ZURICH (Reuters) - Food giant Nestle said strong demand for its products in the United States and Brazil helped the KitKat chocolate bar maker post its fastest sales growth in three years during the second quarter.
Organic sales, which strip out currency swings and acquisitions and disposals, accelerated to 3.9% in the three months to the end of June, the highest rate since the first quarter of 2016.
“Our growth was broad-based with our largest market, the United States, performing particularly well,” Chief Executive Mark Schneider said in a statement.
For the half year, Nestle matched analyst expectations for 3.6% growth, an improvement over 2.8% in the year-ago period.
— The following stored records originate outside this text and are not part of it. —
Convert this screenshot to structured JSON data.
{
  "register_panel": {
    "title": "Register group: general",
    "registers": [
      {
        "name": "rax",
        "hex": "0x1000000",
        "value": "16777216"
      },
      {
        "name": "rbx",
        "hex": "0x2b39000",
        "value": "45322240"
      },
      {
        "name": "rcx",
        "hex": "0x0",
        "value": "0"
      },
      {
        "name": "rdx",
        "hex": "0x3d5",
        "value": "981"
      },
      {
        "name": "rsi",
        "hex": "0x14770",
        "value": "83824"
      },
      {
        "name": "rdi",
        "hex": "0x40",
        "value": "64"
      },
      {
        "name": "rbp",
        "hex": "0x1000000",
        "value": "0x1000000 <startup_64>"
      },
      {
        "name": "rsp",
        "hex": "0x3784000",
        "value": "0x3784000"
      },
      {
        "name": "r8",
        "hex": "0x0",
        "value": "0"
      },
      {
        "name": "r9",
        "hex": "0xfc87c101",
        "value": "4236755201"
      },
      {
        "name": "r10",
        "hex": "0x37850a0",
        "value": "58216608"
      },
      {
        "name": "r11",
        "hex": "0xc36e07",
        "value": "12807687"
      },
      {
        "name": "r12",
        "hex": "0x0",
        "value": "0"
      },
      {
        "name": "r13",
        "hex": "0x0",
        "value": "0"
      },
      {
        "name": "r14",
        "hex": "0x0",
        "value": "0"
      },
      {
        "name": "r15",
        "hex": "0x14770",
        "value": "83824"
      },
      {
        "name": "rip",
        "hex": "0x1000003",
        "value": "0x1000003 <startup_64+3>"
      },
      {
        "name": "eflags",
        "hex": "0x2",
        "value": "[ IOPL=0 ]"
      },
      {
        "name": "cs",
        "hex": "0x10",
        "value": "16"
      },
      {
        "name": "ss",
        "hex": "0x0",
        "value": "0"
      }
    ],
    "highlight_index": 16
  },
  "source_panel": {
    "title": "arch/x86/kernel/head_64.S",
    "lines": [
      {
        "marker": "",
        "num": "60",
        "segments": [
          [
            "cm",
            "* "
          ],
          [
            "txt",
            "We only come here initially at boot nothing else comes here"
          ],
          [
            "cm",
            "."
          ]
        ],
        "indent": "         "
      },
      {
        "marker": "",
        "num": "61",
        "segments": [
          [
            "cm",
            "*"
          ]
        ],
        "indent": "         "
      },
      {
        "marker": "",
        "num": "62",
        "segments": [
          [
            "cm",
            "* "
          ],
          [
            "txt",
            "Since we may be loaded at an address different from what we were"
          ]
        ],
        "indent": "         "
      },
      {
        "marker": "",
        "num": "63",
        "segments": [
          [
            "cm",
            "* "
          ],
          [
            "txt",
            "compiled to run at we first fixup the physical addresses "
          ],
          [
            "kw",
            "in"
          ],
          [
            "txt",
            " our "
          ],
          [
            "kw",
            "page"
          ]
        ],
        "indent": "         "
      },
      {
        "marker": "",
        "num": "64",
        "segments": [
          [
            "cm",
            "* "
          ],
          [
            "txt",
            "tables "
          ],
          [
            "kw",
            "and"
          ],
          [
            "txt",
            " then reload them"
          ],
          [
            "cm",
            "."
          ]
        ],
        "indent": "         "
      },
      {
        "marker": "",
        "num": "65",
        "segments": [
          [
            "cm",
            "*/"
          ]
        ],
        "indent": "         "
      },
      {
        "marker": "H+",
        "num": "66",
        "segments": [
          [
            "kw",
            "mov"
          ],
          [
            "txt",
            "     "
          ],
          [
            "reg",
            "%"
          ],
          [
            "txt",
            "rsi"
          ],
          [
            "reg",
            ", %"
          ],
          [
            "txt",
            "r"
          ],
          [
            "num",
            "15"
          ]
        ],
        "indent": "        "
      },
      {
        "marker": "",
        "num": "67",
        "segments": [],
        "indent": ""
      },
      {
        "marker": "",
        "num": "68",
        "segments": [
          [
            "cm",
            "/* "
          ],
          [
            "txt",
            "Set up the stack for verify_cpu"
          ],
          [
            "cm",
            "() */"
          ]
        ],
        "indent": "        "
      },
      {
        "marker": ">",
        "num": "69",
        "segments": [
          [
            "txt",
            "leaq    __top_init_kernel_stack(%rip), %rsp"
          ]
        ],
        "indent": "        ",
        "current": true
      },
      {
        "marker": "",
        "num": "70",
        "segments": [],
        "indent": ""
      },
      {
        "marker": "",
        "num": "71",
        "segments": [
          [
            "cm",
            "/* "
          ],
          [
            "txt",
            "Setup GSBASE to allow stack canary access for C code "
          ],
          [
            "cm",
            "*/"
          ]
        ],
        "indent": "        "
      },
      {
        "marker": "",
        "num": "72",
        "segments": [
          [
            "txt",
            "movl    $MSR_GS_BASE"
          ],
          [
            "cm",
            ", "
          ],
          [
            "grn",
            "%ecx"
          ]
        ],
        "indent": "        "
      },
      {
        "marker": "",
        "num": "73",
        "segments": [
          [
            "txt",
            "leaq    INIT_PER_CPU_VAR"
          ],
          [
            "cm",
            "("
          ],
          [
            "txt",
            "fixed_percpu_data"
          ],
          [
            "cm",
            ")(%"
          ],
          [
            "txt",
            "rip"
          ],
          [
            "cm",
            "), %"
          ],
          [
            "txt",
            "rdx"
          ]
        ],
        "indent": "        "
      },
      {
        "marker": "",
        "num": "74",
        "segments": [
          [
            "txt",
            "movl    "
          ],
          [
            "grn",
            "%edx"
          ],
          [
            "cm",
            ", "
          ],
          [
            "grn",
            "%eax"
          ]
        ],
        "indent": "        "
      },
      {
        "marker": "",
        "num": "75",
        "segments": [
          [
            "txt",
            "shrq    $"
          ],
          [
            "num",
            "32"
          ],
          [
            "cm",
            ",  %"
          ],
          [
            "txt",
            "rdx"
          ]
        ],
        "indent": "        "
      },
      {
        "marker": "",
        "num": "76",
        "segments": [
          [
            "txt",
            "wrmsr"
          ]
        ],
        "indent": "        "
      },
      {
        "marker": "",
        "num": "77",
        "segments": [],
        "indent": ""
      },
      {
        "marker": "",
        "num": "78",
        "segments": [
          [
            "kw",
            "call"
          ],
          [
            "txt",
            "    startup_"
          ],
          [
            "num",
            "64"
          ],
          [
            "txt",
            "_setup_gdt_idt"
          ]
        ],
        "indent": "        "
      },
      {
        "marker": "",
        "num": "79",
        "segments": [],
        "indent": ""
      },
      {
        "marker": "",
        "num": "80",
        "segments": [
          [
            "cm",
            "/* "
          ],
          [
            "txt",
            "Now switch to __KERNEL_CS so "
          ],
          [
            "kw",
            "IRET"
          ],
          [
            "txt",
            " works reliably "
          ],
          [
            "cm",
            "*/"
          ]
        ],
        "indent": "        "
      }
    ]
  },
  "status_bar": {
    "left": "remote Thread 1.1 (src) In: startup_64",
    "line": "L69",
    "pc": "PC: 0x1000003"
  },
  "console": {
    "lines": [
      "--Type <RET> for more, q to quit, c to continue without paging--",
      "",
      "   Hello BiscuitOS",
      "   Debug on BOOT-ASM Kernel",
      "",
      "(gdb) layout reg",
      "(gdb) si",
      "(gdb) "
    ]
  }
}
Net profit at the world’s largest packaged food company fell 14.6% to 5.0 billion Swiss francs ($5.05 billion), as the year-ago period benefited from a $2.8 billion one-off gain linked to selling it U.S. confectionery business to Ferrero.
Nestle’s trading operating profit margin improved by a better-than-expected 17.1% as the company pressed ahead with its premiumisation strategy.
Its profit margin has improved as it exited low margin businesses like U.S. confectionary and rolled out higher price brands like rose chocolate KitKat and flavoured San Pellegrino water.
For the year overall, Nestle confirmed its guidance, saying it expects organic sales growth around 3.5% and a margin on underlying trading operating profit at or above 17.5%.